January realized the man in the black coat, whose face was vaguely familiar to him, was the Reverend Micajah Dunk, in whose honor Emily Redfern had gone to battle
with the entire Creole community over the matter of musicians.
He passed on, shaking his head. A market-woman pointed out the man he sought, sitting alone at a table with a cup of coffee and beignets before him. January approached him, held out his hand: “Natchez Jim?”
“I was last time I looked.” The boatman smiled, and clasped January’s fingers in a grip like articulated oak logs. “You’re the musician, Mamzelle Snakebones’s brother.”
“Last time I looked,” replied January, and Natchez Jim gestured him to the other chair. The boatman was bearded, his hair a mass of braids like a pickaninny’s, done up in string. His clothing had all started out different colors shortly after Noah’s flood but had weathered to the hue of the river on a bleak day. He smelled of pipe tobacco and badly cured fur, but his French, except for an occasional Creole pronunciation, was the flawless French of Paris. “My sister told me you’d be willing to take someone upriver to Ohio.”
“She told you that, did she?” Jim gestured, asking if January wanted some coffee, and January shook his head. He propped the dripping umbrella against the side of his chair; rain still thundered on the tiles overhead and veiled the cathedral, away across the Place d’Armes, in opaline curtains of moving gray. “It might so be. I owe her many favors, your sister.”

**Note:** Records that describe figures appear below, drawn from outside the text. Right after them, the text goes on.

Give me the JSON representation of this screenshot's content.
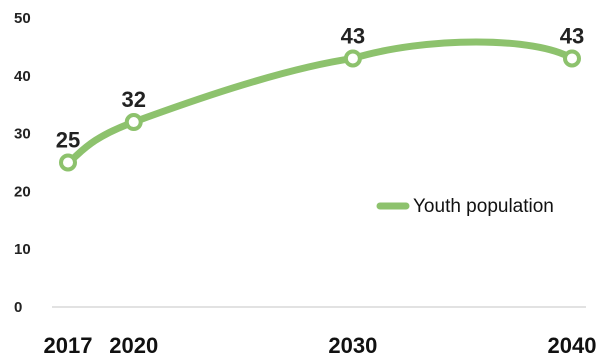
{
  "chart_data": {
    "type": "line",
    "title": "",
    "xlabel": "",
    "ylabel": "",
    "x": [
      "2017",
      "2020",
      "2030",
      "2040"
    ],
    "x_numeric": [
      2017,
      2020,
      2030,
      2040
    ],
    "series": [
      {
        "name": "Youth population",
        "values": [
          25,
          32,
          43,
          43
        ],
        "color": "#8dc26d"
      }
    ],
    "data_labels": [
      "25",
      "32",
      "43",
      "43"
    ],
    "yticks": [
      "0",
      "10",
      "20",
      "30",
      "40",
      "50"
    ],
    "ylim": [
      0,
      50
    ],
    "grid": false,
    "legend_position": "right"
  }
}
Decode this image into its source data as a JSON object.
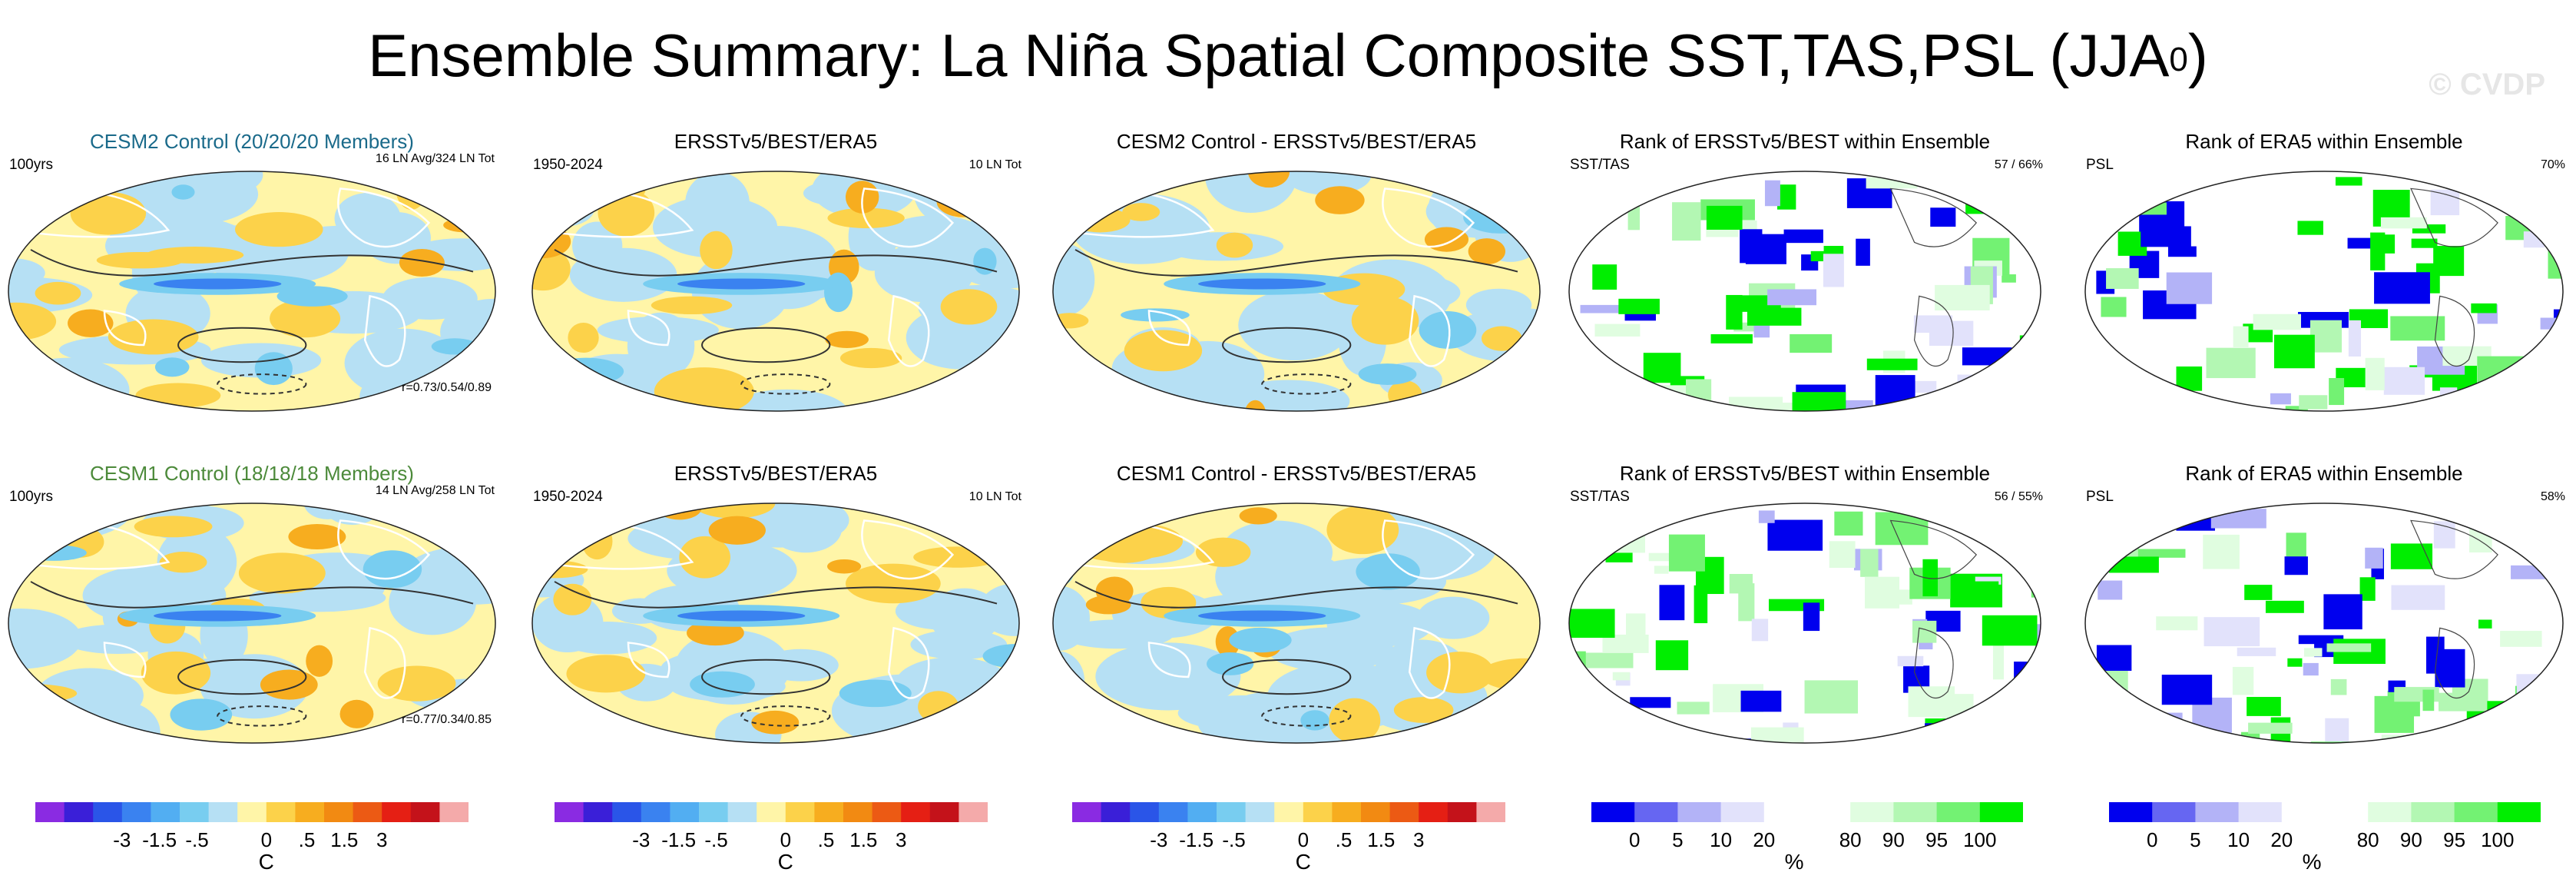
{
  "title": "Ensemble Summary: La Niña Spatial Composite SST,TAS,PSL (JJA",
  "title_sup": "0",
  "title_close": ")",
  "watermark": "© CVDP",
  "rows": [
    {
      "control": {
        "title": "CESM2 Control (20/20/20 Members)",
        "left": "100yrs",
        "right": "16 LN Avg/324 LN Tot",
        "corr": "r=0.73/0.54/0.89"
      },
      "obs": {
        "title": "ERSSTv5/BEST/ERA5",
        "left": "1950-2024",
        "right": "10 LN Tot"
      },
      "diff": {
        "title": "CESM2 Control - ERSSTv5/BEST/ERA5"
      },
      "rank1": {
        "title": "Rank of ERSSTv5/BEST within Ensemble",
        "left": "SST/TAS",
        "right": "57 /  66%"
      },
      "rank2": {
        "title": "Rank of ERA5 within Ensemble",
        "left": "PSL",
        "right": "70%"
      }
    },
    {
      "control": {
        "title": "CESM1 Control (18/18/18 Members)",
        "left": "100yrs",
        "right": "14 LN Avg/258 LN Tot",
        "corr": "r=0.77/0.34/0.85"
      },
      "obs": {
        "title": "ERSSTv5/BEST/ERA5",
        "left": "1950-2024",
        "right": "10 LN Tot"
      },
      "diff": {
        "title": "CESM1 Control - ERSSTv5/BEST/ERA5"
      },
      "rank1": {
        "title": "Rank of ERSSTv5/BEST within Ensemble",
        "left": "SST/TAS",
        "right": "56 /  55%"
      },
      "rank2": {
        "title": "Rank of ERA5 within Ensemble",
        "left": "PSL",
        "right": "58%"
      }
    }
  ],
  "colorbars": {
    "anomaly": {
      "colors": [
        "#8a2be2",
        "#3a1fd8",
        "#2a55e8",
        "#3a82f0",
        "#52aef2",
        "#78cdf0",
        "#b6e0f4",
        "#fff5a8",
        "#fcd24a",
        "#f7ad1f",
        "#f28a12",
        "#ec5a14",
        "#e51f14",
        "#c4121a",
        "#f4aaaa"
      ],
      "labels": [
        "-3",
        "-1.5",
        "-.5",
        "0",
        ".5",
        "1.5",
        "3"
      ],
      "unit": "C"
    },
    "rank": {
      "colors": [
        "#0000ee",
        "#6666f2",
        "#b3b3f7",
        "#e2e2fb",
        "#ffffff",
        "#ffffff",
        "#e0fde0",
        "#b3f7b3",
        "#73f273",
        "#00ee00"
      ],
      "labels": [
        "0",
        "5",
        "10",
        "20",
        "80",
        "90",
        "95",
        "100"
      ],
      "unit": "%"
    }
  },
  "chart_data": [
    {
      "type": "heatmap",
      "title": "CESM2 Control (20/20/20 Members)",
      "variable": "SST/TAS anomaly with PSL contours",
      "units": "C",
      "levels": [
        -3,
        -1.5,
        -0.5,
        0,
        0.5,
        1.5,
        3
      ],
      "summary": "Cold tongue in equatorial Pacific ~ -1.5 C",
      "pattern_correlation": [
        0.73,
        0.54,
        0.89
      ]
    },
    {
      "type": "heatmap",
      "title": "ERSSTv5/BEST/ERA5",
      "variable": "SST/TAS anomaly with PSL contours",
      "units": "C",
      "levels": [
        -3,
        -1.5,
        -0.5,
        0,
        0.5,
        1.5,
        3
      ]
    },
    {
      "type": "heatmap",
      "title": "CESM2 Control - ERSSTv5/BEST/ERA5",
      "variable": "difference",
      "units": "C",
      "levels": [
        -3,
        -1.5,
        -0.5,
        0,
        0.5,
        1.5,
        3
      ]
    },
    {
      "type": "heatmap",
      "title": "Rank of ERSSTv5/BEST within Ensemble",
      "units": "%",
      "levels": [
        0,
        5,
        10,
        20,
        80,
        90,
        95,
        100
      ],
      "summary_values": [
        57,
        66
      ]
    },
    {
      "type": "heatmap",
      "title": "Rank of ERA5 within Ensemble",
      "units": "%",
      "levels": [
        0,
        5,
        10,
        20,
        80,
        90,
        95,
        100
      ],
      "summary_values": [
        70
      ]
    },
    {
      "type": "heatmap",
      "title": "CESM1 Control (18/18/18 Members)",
      "variable": "SST/TAS anomaly with PSL contours",
      "units": "C",
      "levels": [
        -3,
        -1.5,
        -0.5,
        0,
        0.5,
        1.5,
        3
      ],
      "pattern_correlation": [
        0.77,
        0.34,
        0.85
      ]
    },
    {
      "type": "heatmap",
      "title": "ERSSTv5/BEST/ERA5",
      "units": "C",
      "levels": [
        -3,
        -1.5,
        -0.5,
        0,
        0.5,
        1.5,
        3
      ]
    },
    {
      "type": "heatmap",
      "title": "CESM1 Control - ERSSTv5/BEST/ERA5",
      "units": "C",
      "levels": [
        -3,
        -1.5,
        -0.5,
        0,
        0.5,
        1.5,
        3
      ]
    },
    {
      "type": "heatmap",
      "title": "Rank of ERSSTv5/BEST within Ensemble",
      "units": "%",
      "levels": [
        0,
        5,
        10,
        20,
        80,
        90,
        95,
        100
      ],
      "summary_values": [
        56,
        55
      ]
    },
    {
      "type": "heatmap",
      "title": "Rank of ERA5 within Ensemble",
      "units": "%",
      "levels": [
        0,
        5,
        10,
        20,
        80,
        90,
        95,
        100
      ],
      "summary_values": [
        58
      ]
    }
  ]
}
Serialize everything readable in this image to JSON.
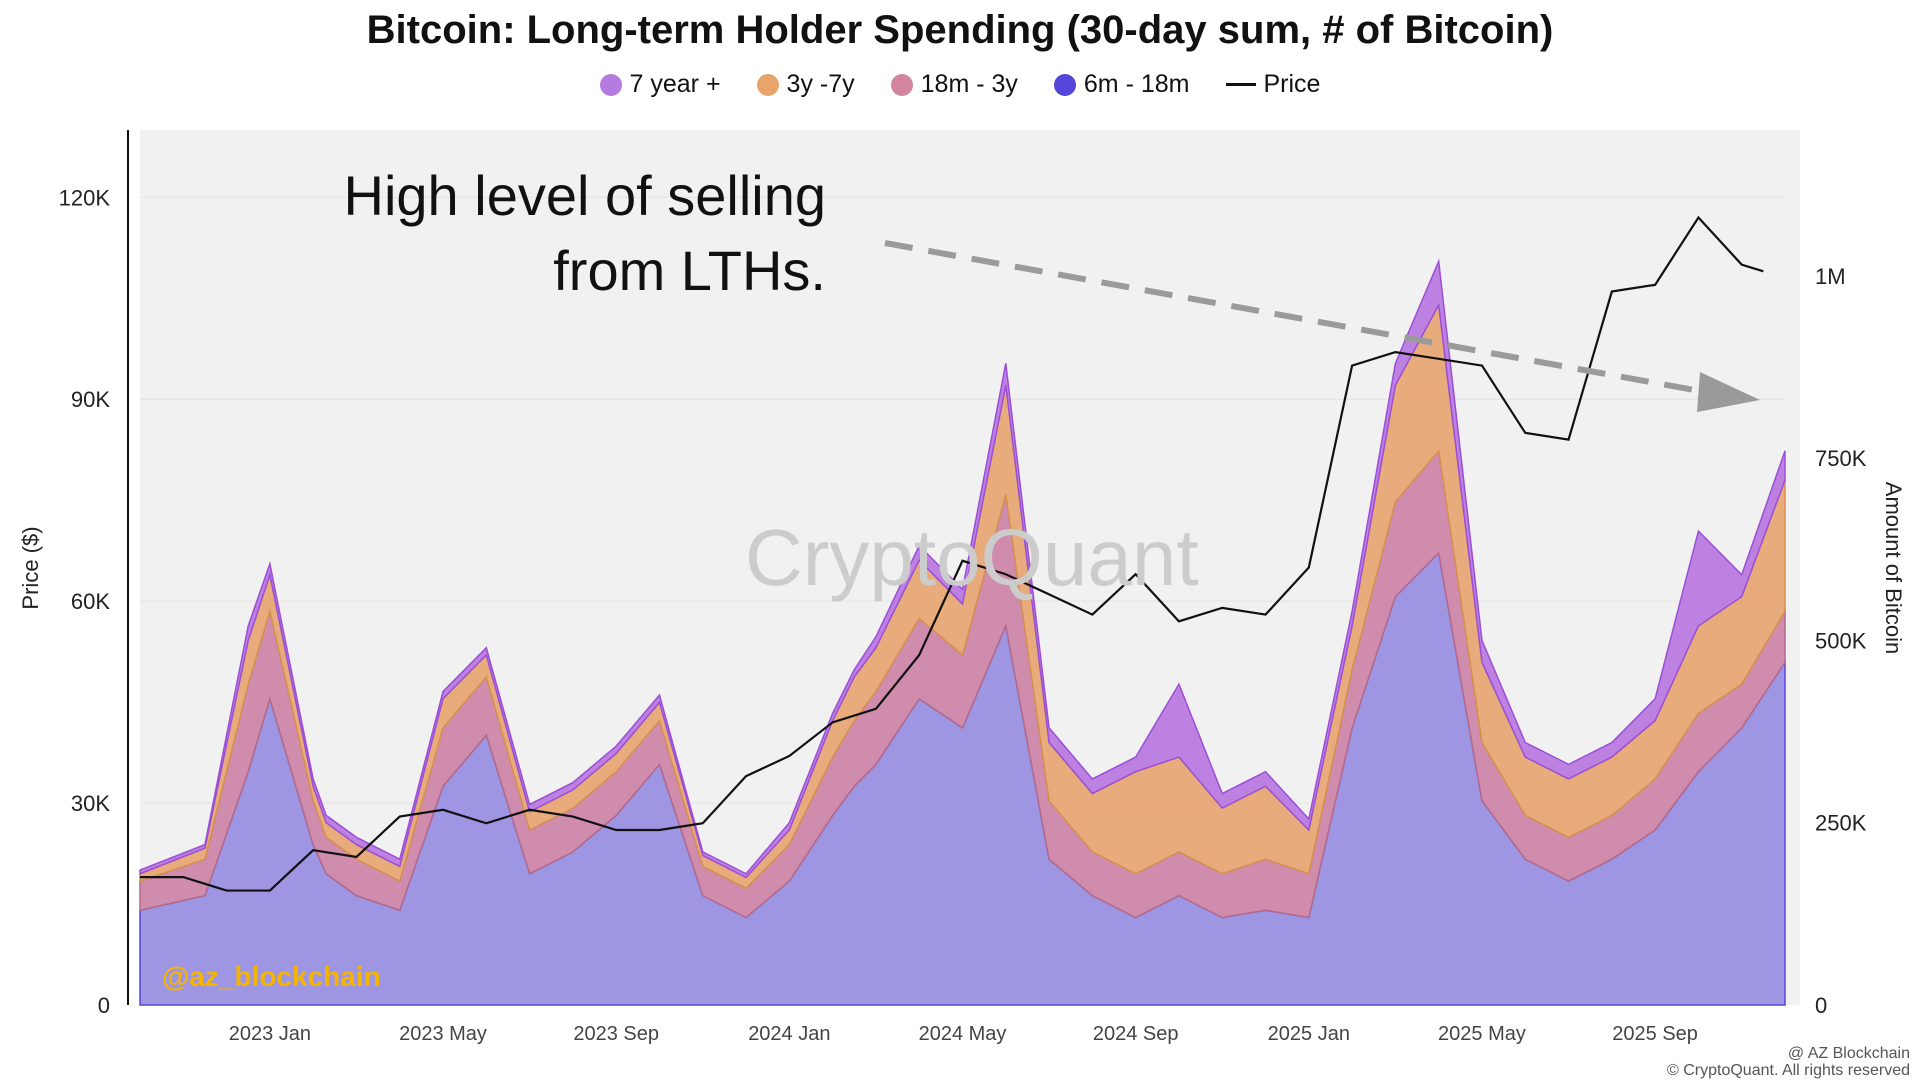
{
  "chart_data": {
    "type": "area",
    "title": "Bitcoin: Long-term Holder Spending (30-day sum, # of Bitcoin)",
    "ylabel_left": "Price ($)",
    "ylabel_right": "Amount of Bitcoin",
    "y_left_ticks": [
      "0",
      "30K",
      "60K",
      "90K",
      "120K"
    ],
    "y_left_lim": [
      0,
      130000
    ],
    "y_right_ticks": [
      "0",
      "250K",
      "500K",
      "750K",
      "1M"
    ],
    "y_right_lim": [
      0,
      1200000
    ],
    "x_ticks": [
      "2023 Jan",
      "2023 May",
      "2023 Sep",
      "2024 Jan",
      "2024 May",
      "2024 Sep",
      "2025 Jan",
      "2025 May",
      "2025 Sep"
    ],
    "legend": [
      {
        "name": "7 year +",
        "color": "#b57be0"
      },
      {
        "name": "3y -7y",
        "color": "#e8a46a"
      },
      {
        "name": "18m - 3y",
        "color": "#d3849f"
      },
      {
        "name": "6m - 18m",
        "color": "#5545d8"
      },
      {
        "name": "Price",
        "color": "#111111"
      }
    ],
    "x_months": [
      0,
      1.5,
      2.5,
      3,
      4,
      4.3,
      5,
      6,
      7,
      8,
      9,
      10,
      11,
      12,
      13,
      14,
      15,
      16,
      16.5,
      17,
      18,
      19,
      20,
      21,
      22,
      23,
      24,
      25,
      26,
      27,
      28,
      29,
      30,
      31,
      32,
      33,
      34,
      35,
      36,
      37,
      38
    ],
    "series": [
      {
        "name": "6m - 18m",
        "values": [
          130,
          150,
          320,
          420,
          220,
          180,
          150,
          130,
          300,
          370,
          180,
          210,
          260,
          330,
          150,
          120,
          170,
          260,
          300,
          330,
          420,
          380,
          520,
          200,
          150,
          120,
          150,
          120,
          130,
          120,
          380,
          560,
          620,
          280,
          200,
          170,
          200,
          240,
          320,
          380,
          470
        ]
      },
      {
        "name": "18m - 3y",
        "values": [
          40,
          50,
          120,
          120,
          60,
          50,
          50,
          40,
          80,
          80,
          60,
          60,
          60,
          60,
          40,
          40,
          50,
          80,
          90,
          100,
          110,
          100,
          180,
          80,
          60,
          60,
          60,
          60,
          70,
          60,
          80,
          130,
          140,
          80,
          60,
          60,
          60,
          70,
          80,
          60,
          70
        ]
      },
      {
        "name": "3y -7y",
        "values": [
          10,
          15,
          60,
          50,
          20,
          20,
          20,
          20,
          40,
          30,
          25,
          25,
          25,
          25,
          15,
          15,
          20,
          50,
          60,
          60,
          80,
          70,
          150,
          80,
          80,
          140,
          130,
          90,
          100,
          60,
          60,
          160,
          200,
          110,
          80,
          80,
          80,
          80,
          120,
          120,
          180
        ]
      },
      {
        "name": "7 year +",
        "values": [
          5,
          5,
          20,
          15,
          10,
          10,
          10,
          10,
          10,
          10,
          10,
          10,
          10,
          10,
          5,
          5,
          10,
          10,
          10,
          15,
          20,
          20,
          30,
          20,
          20,
          20,
          100,
          20,
          20,
          15,
          20,
          30,
          60,
          30,
          20,
          20,
          20,
          30,
          130,
          30,
          40
        ]
      }
    ],
    "price": {
      "x_months": [
        0,
        1,
        2,
        3,
        4,
        5,
        6,
        7,
        8,
        9,
        10,
        11,
        12,
        13,
        14,
        15,
        16,
        17,
        18,
        19,
        20,
        21,
        22,
        23,
        24,
        25,
        26,
        27,
        28,
        29,
        30,
        31,
        32,
        33,
        34,
        35,
        36,
        37,
        37.5
      ],
      "values": [
        19000,
        19000,
        17000,
        17000,
        23000,
        22000,
        28000,
        29000,
        27000,
        29000,
        28000,
        26000,
        26000,
        27000,
        34000,
        37000,
        42000,
        44000,
        52000,
        66000,
        64000,
        61000,
        58000,
        64000,
        57000,
        59000,
        58000,
        65000,
        95000,
        97000,
        96000,
        95000,
        85000,
        84000,
        106000,
        107000,
        117000,
        110000,
        109000
      ]
    },
    "annotation": "High level of selling from LTHs.",
    "annotation_lines": [
      "High level of selling",
      "from LTHs."
    ],
    "watermark": "CryptoQuant",
    "credit": "@az_blockchain",
    "copyright": "© CryptoQuant. All rights reserved",
    "brand_tag": "@ AZ Blockchain",
    "grid": true
  }
}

He fished from the front of his shirt a grimy ribbon that had once been red, with a flannel juju bag on the end of it. “This has saved my life, not once but time and again. He’s an angry man, the river. Sometimes all you can do is stay close in to the bank, that he see you not. Yes, I told her I’d take a passenger. Four days, five days it must have been. She spoke then as if it would be soon. Is your friend ready to travel?”
January shook his head. “She’s disappeared. We can’t find her. I sought you out to see if you had taken her already, Friday night.”
“Not me.” The boatman replaced his juju bag in his breast. “Have you checked the fever hospitals? The cholera wards? It takes one fast, the cholera.”
“I work at Charity,” said January. “I haven’t seen her there, or at the Ursulines.”
“There’s a place that’s opened near the turning basin, up in the Swamp where the keelboatmen stay: St. Gertrude’s, I think. If she’s a runaway she may be there.”